Motez Bishara, spokesman for the stability AI, said the filter uses a combination of keywords and other techniques like image recognition to detect nudity and returns a blurry image. But it is possible for users to manipulate the software and generate whatever they want since the company releases its code to the public. According to Bishara, Stability AI’s license “extends to third-party applications built on top of Stable Diffusion” and strictly prohibits “any misuse for illegal or immoral purposes.”
Some social media companies have also tightened their rules to better protect their platforms from harmful materials.
TikTok said last month that all deepfakes or manipulated content showing realistic scenes must be flagged to indicate it’s fake or altered in any way, and that deepfakes by private individuals and young people are no longer allowed. The company previously blocked sexually explicit content and deepfakes that mislead viewers about real events and cause harm.
Gaming platform Twitch also recently updated its policy on explicit deepfake images after it was discovered that a popular streamer named Atrioc opened a deepfake porn website in their browser during a live stream in late January. The site featured fake images from other Twitch streamers.
Twitch has previously banned explicit deepfakes, but now a look at such content — even if intended to express outrage — “will be removed and result in enforcement,” the company wrote in a blog post. And intentionally promoting, creating or sharing the material is grounds for an immediate ban.
Other companies have also attempted to ban deepfakes from their platforms, but it takes care to keep them out.
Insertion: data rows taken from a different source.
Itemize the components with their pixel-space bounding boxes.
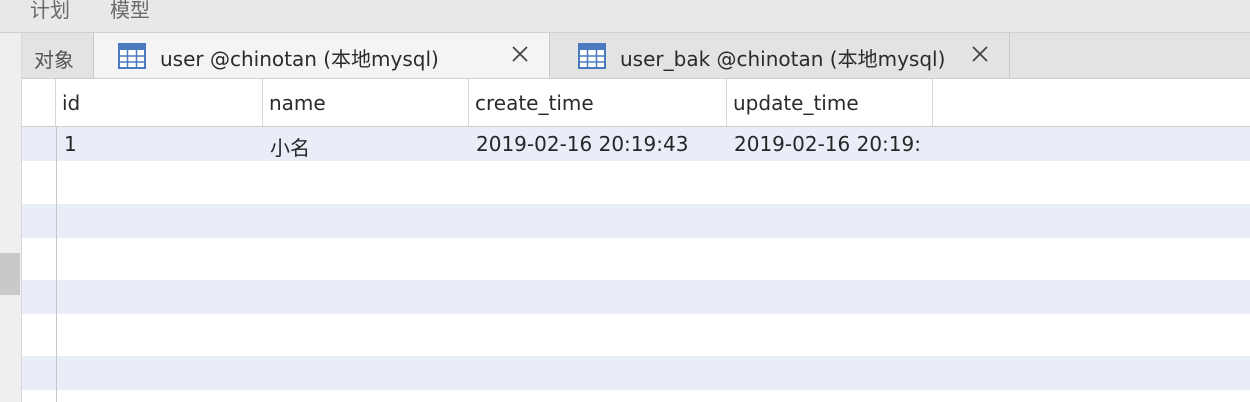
- tab-user-bak[interactable]: user_bak @chinotan (本地mysql): [550, 33, 1010, 78]
- column-header-create-time-label: create_time: [475, 91, 594, 115]
- column-header-id-label: id: [62, 91, 81, 115]
- tab-user-label: user @chinotan (本地mysql): [160, 47, 439, 71]
- menu-item-model[interactable]: 模型: [110, 0, 150, 23]
- column-header-create-time[interactable]: create_time: [469, 79, 727, 126]
- left-gutter: [0, 33, 22, 402]
- menu-bar: 计划 模型: [0, 0, 1250, 33]
- column-header-update-time[interactable]: update_time: [727, 79, 933, 126]
- table-row[interactable]: 1 小名 2019-02-16 20:19:43 2019-02-16 20:1…: [22, 127, 1250, 161]
- table-icon: [578, 43, 606, 69]
- menu-item-plan[interactable]: 计划: [30, 0, 70, 23]
- column-header-name[interactable]: name: [263, 79, 469, 126]
- tab-user-bak-label: user_bak @chinotan (本地mysql): [620, 47, 946, 71]
- data-grid: id name create_time update_time 1 小名 201…: [22, 79, 1250, 402]
- row-gutter-divider: [56, 126, 57, 402]
- gutter-scroll-marker[interactable]: [0, 253, 20, 295]
- column-header-name-label: name: [269, 91, 326, 115]
- cell-create-time[interactable]: 2019-02-16 20:19:43: [476, 132, 721, 156]
- empty-row: [22, 238, 1250, 272]
- empty-row: [22, 161, 1250, 195]
- column-header-update-time-label: update_time: [733, 91, 859, 115]
- empty-row: [22, 314, 1250, 348]
- close-icon[interactable]: [508, 42, 532, 66]
- empty-row: [22, 280, 1250, 314]
- tab-bar: 对象 user @chinotan (本地mysql) user_bak @ch…: [22, 33, 1250, 79]
- cell-update-time[interactable]: 2019-02-16 20:19:: [734, 132, 926, 156]
- cell-id[interactable]: 1: [64, 132, 254, 156]
- cell-name[interactable]: 小名: [270, 132, 460, 161]
- table-icon: [118, 43, 146, 69]
- tab-user[interactable]: user @chinotan (本地mysql): [94, 33, 550, 78]
- close-icon[interactable]: [968, 42, 992, 66]
- tab-objects[interactable]: 对象: [22, 33, 94, 78]
- row-header-corner: [22, 79, 56, 126]
- empty-row: [22, 356, 1250, 390]
- empty-row: [22, 204, 1250, 238]
- column-header-id[interactable]: id: [56, 79, 263, 126]
- tab-objects-label: 对象: [34, 48, 74, 72]
- grid-header: id name create_time update_time: [22, 79, 1250, 127]
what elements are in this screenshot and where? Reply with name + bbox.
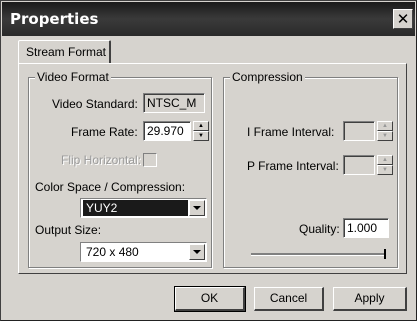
flip-horizontal-label: Flip Horizontal: [61,153,142,167]
frame-rate-input[interactable]: 29.970 [143,121,191,141]
i-frame-spinner[interactable]: ▲ ▼ [377,121,393,141]
close-button[interactable]: ✕ [393,9,413,29]
ok-button[interactable]: OK [174,286,246,312]
title-bar[interactable]: Properties ✕ [2,2,415,36]
quality-slider-track[interactable] [251,253,386,256]
quality-slider-thumb[interactable] [384,249,386,259]
tab-stream-format[interactable]: Stream Format [18,40,111,63]
color-space-select[interactable]: YUY2 [80,198,207,218]
spin-up-icon[interactable]: ▲ [193,121,209,131]
spin-down-icon[interactable]: ▼ [377,165,393,175]
properties-dialog: Properties ✕ Stream Format Video Format … [0,0,417,321]
frame-rate-label: Frame Rate: [71,125,138,139]
spin-down-icon[interactable]: ▼ [193,131,209,141]
video-format-title: Video Format [35,70,111,84]
i-frame-interval-input[interactable] [343,121,375,141]
color-space-value: YUY2 [83,200,188,216]
output-size-label: Output Size: [35,223,102,237]
video-standard-label: Video Standard: [52,97,138,111]
p-frame-spinner[interactable]: ▲ ▼ [377,155,393,175]
video-standard-field: NTSC_M [143,93,205,113]
frame-rate-spinner[interactable]: ▲ ▼ [193,121,209,141]
spin-down-icon[interactable]: ▼ [377,131,393,141]
tab-panel: Video Format Video Standard: NTSC_M Fram… [18,63,407,274]
flip-horizontal-checkbox[interactable] [143,153,157,167]
output-size-select[interactable]: 720 x 480 [80,242,207,262]
compression-title: Compression [230,70,305,84]
output-size-value: 720 x 480 [86,245,139,259]
quality-label: Quality: [299,222,340,236]
color-space-label: Color Space / Compression: [35,180,186,194]
apply-button[interactable]: Apply [333,287,407,311]
p-frame-interval-input[interactable] [343,155,375,175]
quality-input[interactable]: 1.000 [343,218,389,238]
i-frame-interval-label: I Frame Interval: [247,125,335,139]
compression-group: Compression I Frame Interval: ▲ ▼ P Fram… [223,70,398,268]
window-title: Properties [10,10,99,28]
chevron-down-icon[interactable] [189,200,205,216]
video-format-group: Video Format Video Standard: NTSC_M Fram… [28,70,212,268]
tab-label: Stream Format [26,45,107,59]
cancel-button[interactable]: Cancel [254,287,324,311]
chevron-down-icon[interactable] [189,244,205,260]
spin-up-icon[interactable]: ▲ [377,121,393,131]
close-icon: ✕ [396,10,410,28]
p-frame-interval-label: P Frame Interval: [247,159,339,173]
spin-up-icon[interactable]: ▲ [377,155,393,165]
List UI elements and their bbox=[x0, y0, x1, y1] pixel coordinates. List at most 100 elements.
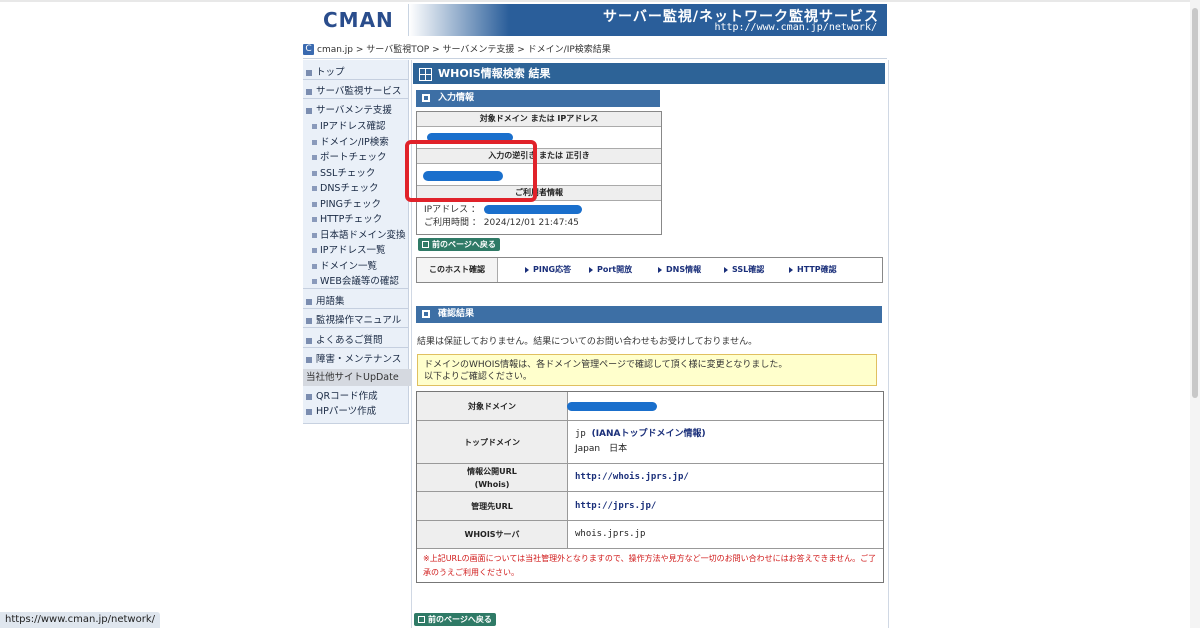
triangle-right-icon bbox=[525, 266, 529, 273]
logo-box[interactable]: CMAN bbox=[303, 4, 409, 36]
host-link-ssl[interactable]: SSL確認 bbox=[724, 258, 764, 282]
notice-line: 以下よりご確認ください。 bbox=[424, 372, 532, 382]
bullet-icon bbox=[306, 356, 312, 363]
sidebar-item-port-check[interactable]: ポートチェック bbox=[303, 149, 414, 163]
sidebar-section-other-sites: 当社他サイトUpDate bbox=[303, 369, 411, 386]
result-note: ※上記URLの画面については当社管理外となりますので、操作方法や見方など一切のお… bbox=[423, 554, 877, 577]
section-heading-text: 入力情報 bbox=[438, 93, 475, 103]
whois-notice: ドメインのWHOIS情報は、各ドメイン管理ページで確認して頂く様に変更となりまし… bbox=[417, 354, 877, 386]
bullet-icon bbox=[312, 124, 317, 129]
header-gradient bbox=[409, 4, 509, 36]
bullet-icon bbox=[312, 140, 317, 145]
sidebar-divider bbox=[303, 288, 408, 289]
sidebar-item-incidents[interactable]: 障害・メンテナンス bbox=[303, 351, 408, 365]
host-link-dns[interactable]: DNS情報 bbox=[658, 258, 701, 282]
sidebar-divider bbox=[303, 98, 408, 99]
host-link-http[interactable]: HTTP確認 bbox=[789, 258, 837, 282]
table-row: 管理先URL http://jprs.jp/ bbox=[417, 492, 883, 521]
bullet-icon bbox=[306, 88, 312, 95]
square-bullet-icon bbox=[422, 241, 429, 248]
row-label: WHOISサーバ bbox=[417, 521, 568, 548]
disclaimer-text: 結果は保証しておりません。結果についてのお問い合わせもお受けしておりません。 bbox=[417, 337, 758, 347]
sidebar-item-label: ポートチェック bbox=[320, 152, 387, 163]
sidebar-item-label: よくあるご質問 bbox=[316, 335, 383, 346]
breadcrumb-separator: > bbox=[514, 45, 528, 55]
sidebar-item-label: QRコード作成 bbox=[316, 391, 378, 402]
whois-url-link[interactable]: http://whois.jprs.jp/ bbox=[575, 470, 689, 485]
sidebar-item-label: 日本語ドメイン変換 bbox=[320, 230, 406, 241]
square-bullet-icon bbox=[422, 93, 430, 102]
sidebar-item-label: HTTPチェック bbox=[320, 214, 383, 225]
breadcrumb-link-maintenance[interactable]: サーバメンテ支援 bbox=[442, 45, 514, 55]
sidebar-item-domain-ip-search[interactable]: ドメイン/IP検索 bbox=[303, 134, 414, 148]
sidebar-item-ping-check[interactable]: PINGチェック bbox=[303, 196, 414, 210]
sidebar-item-ip-list[interactable]: IPアドレス一覧 bbox=[303, 242, 414, 256]
sidebar-item-dns-check[interactable]: DNSチェック bbox=[303, 180, 414, 194]
bullet-icon bbox=[312, 155, 317, 160]
sidebar-item-label: SSLチェック bbox=[320, 168, 376, 179]
row-label: 対象ドメイン bbox=[417, 392, 568, 420]
host-check-bar: このホスト確認 PING応答 Port開放 DNS情報 SSL確認 HTTP確認 bbox=[416, 257, 883, 283]
cman-logo[interactable]: CMAN bbox=[323, 8, 394, 32]
sidebar-item-label: PINGチェック bbox=[320, 199, 381, 210]
row-label: 情報公開URL (Whois) bbox=[417, 464, 568, 491]
row-value: http://jprs.jp/ bbox=[575, 492, 656, 520]
breadcrumb-link-monitor-top[interactable]: サーバ監視TOP bbox=[366, 45, 429, 55]
host-link-port[interactable]: Port開放 bbox=[589, 258, 632, 282]
back-button-bottom[interactable]: 前のページへ戻る bbox=[414, 613, 496, 626]
triangle-right-icon bbox=[658, 266, 662, 273]
sidebar-item-ip-check[interactable]: IPアドレス確認 bbox=[303, 118, 414, 132]
vertical-scrollbar[interactable] bbox=[1190, 0, 1200, 628]
label-line: (Whois) bbox=[474, 479, 510, 489]
scrollbar-thumb[interactable] bbox=[1192, 8, 1198, 398]
sidebar-item-domain-list[interactable]: ドメイン一覧 bbox=[303, 258, 414, 272]
sidebar-item-faq[interactable]: よくあるご質問 bbox=[303, 332, 408, 346]
breadcrumb-separator: > bbox=[429, 45, 443, 55]
sidebar: トップ サーバ監視サービス サーバメンテ支援 IPアドレス確認 ドメイン/IP検… bbox=[303, 60, 411, 424]
sidebar-item-label: DNSチェック bbox=[320, 183, 379, 194]
page-title: WHOIS情報検索 結果 bbox=[413, 63, 885, 84]
breadcrumb-link-home[interactable]: cman.jp bbox=[317, 45, 353, 55]
sidebar-item-top[interactable]: トップ bbox=[303, 64, 408, 78]
bullet-icon bbox=[306, 393, 312, 400]
sidebar-item-http-check[interactable]: HTTPチェック bbox=[303, 211, 414, 225]
row-value: whois.jprs.jp bbox=[575, 521, 645, 548]
sidebar-item-server-monitoring[interactable]: サーバ監視サービス bbox=[303, 83, 408, 97]
bullet-icon bbox=[312, 186, 317, 191]
sidebar-item-label: 用語集 bbox=[316, 296, 345, 307]
ip-label: IPアドレス ： bbox=[424, 205, 480, 215]
sidebar-item-label: WEB会議等の確認 bbox=[320, 276, 399, 287]
bullet-icon bbox=[312, 279, 317, 284]
sidebar-item-hp-parts[interactable]: HPパーツ作成 bbox=[303, 403, 408, 417]
sidebar-item-manual[interactable]: 監視操作マニュアル bbox=[303, 312, 408, 326]
breadcrumb: Ccman.jp > サーバ監視TOP > サーバメンテ支援 > ドメイン/IP… bbox=[303, 42, 887, 59]
section-heading-text: 確認結果 bbox=[438, 309, 475, 319]
sidebar-item-jp-domain-convert[interactable]: 日本語ドメイン変換 bbox=[303, 227, 414, 241]
sidebar-item-ssl-check[interactable]: SSLチェック bbox=[303, 165, 414, 179]
bullet-icon bbox=[312, 202, 317, 207]
input-info-heading: 入力情報 bbox=[416, 90, 660, 107]
sidebar-item-qr-code[interactable]: QRコード作成 bbox=[303, 388, 408, 402]
sidebar-item-maintenance[interactable]: サーバメンテ支援 bbox=[303, 102, 408, 116]
label-line: 情報公開URL bbox=[467, 466, 517, 476]
sidebar-item-web-meeting[interactable]: WEB会議等の確認 bbox=[303, 273, 414, 287]
table-row: 情報公開URL (Whois) http://whois.jprs.jp/ bbox=[417, 464, 883, 492]
row-label: トップドメイン bbox=[417, 421, 568, 463]
page-title-text: WHOIS情報検索 結果 bbox=[438, 67, 551, 80]
bullet-icon bbox=[312, 264, 317, 269]
host-link-ping[interactable]: PING応答 bbox=[525, 258, 571, 282]
iana-link[interactable]: (IANAトップドメイン情報) bbox=[592, 429, 706, 439]
host-link-label: Port開放 bbox=[597, 265, 633, 274]
sidebar-item-label: HPパーツ作成 bbox=[316, 406, 377, 417]
triangle-right-icon bbox=[789, 266, 793, 273]
bullet-icon bbox=[306, 298, 312, 305]
back-button-label: 前のページへ戻る bbox=[428, 615, 492, 624]
bullet-icon bbox=[306, 317, 312, 324]
cman-c-icon: C bbox=[303, 44, 314, 55]
sidebar-item-label: IPアドレス確認 bbox=[320, 121, 386, 132]
registry-url-link[interactable]: http://jprs.jp/ bbox=[575, 499, 656, 514]
back-button-top[interactable]: 前のページへ戻る bbox=[418, 238, 500, 251]
row-value: http://whois.jprs.jp/ bbox=[575, 464, 689, 491]
sidebar-item-glossary[interactable]: 用語集 bbox=[303, 293, 408, 307]
host-check-label: このホスト確認 bbox=[417, 258, 498, 282]
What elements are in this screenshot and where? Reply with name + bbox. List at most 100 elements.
Apple and Google recently said they had removed an app from their app stores that ran sexually suggestive deepfake videos of actresses in order to market the product. Research into deepfake porn is not widespread, but a 2019 report by AI firm DeepTrace Labs found that it was almost exclusively weaponized against women, and the individuals most affected were Western actresses, followed by South Korean K- pop singers.
The same app, which was removed by Google and Apple, had been showing ads on Meta’s platform, which includes Facebook, Instagram and Messenger. Meta spokesperson Dani Lever said in a statement that the company’s policy restricts both AI-generated and non-AI adult content and has banned the app’s site from advertising on its platforms.
In February, meta and adult sites like OnlyFans and Pornhub began participating in an online tool called Take It Down, which allows teens to report explicit images and videos of themselves from around the internet. The reporting page works for regular images and AI-generated content — which has become a growing concern for child protection groups.
“When people ask our senior management, what are the boulders coming down the hill that we’re concerned about? The first is end-to-end encryption and what that means for child protection. And second is AI, and deepfakes in particular,” said Gavin Portnoy, a spokesman for the National Center for Missing and Exploited Children, which operates the Take It Down tool.
“We haven’t been able to formulate a direct answer to that yet,” Portnoy said.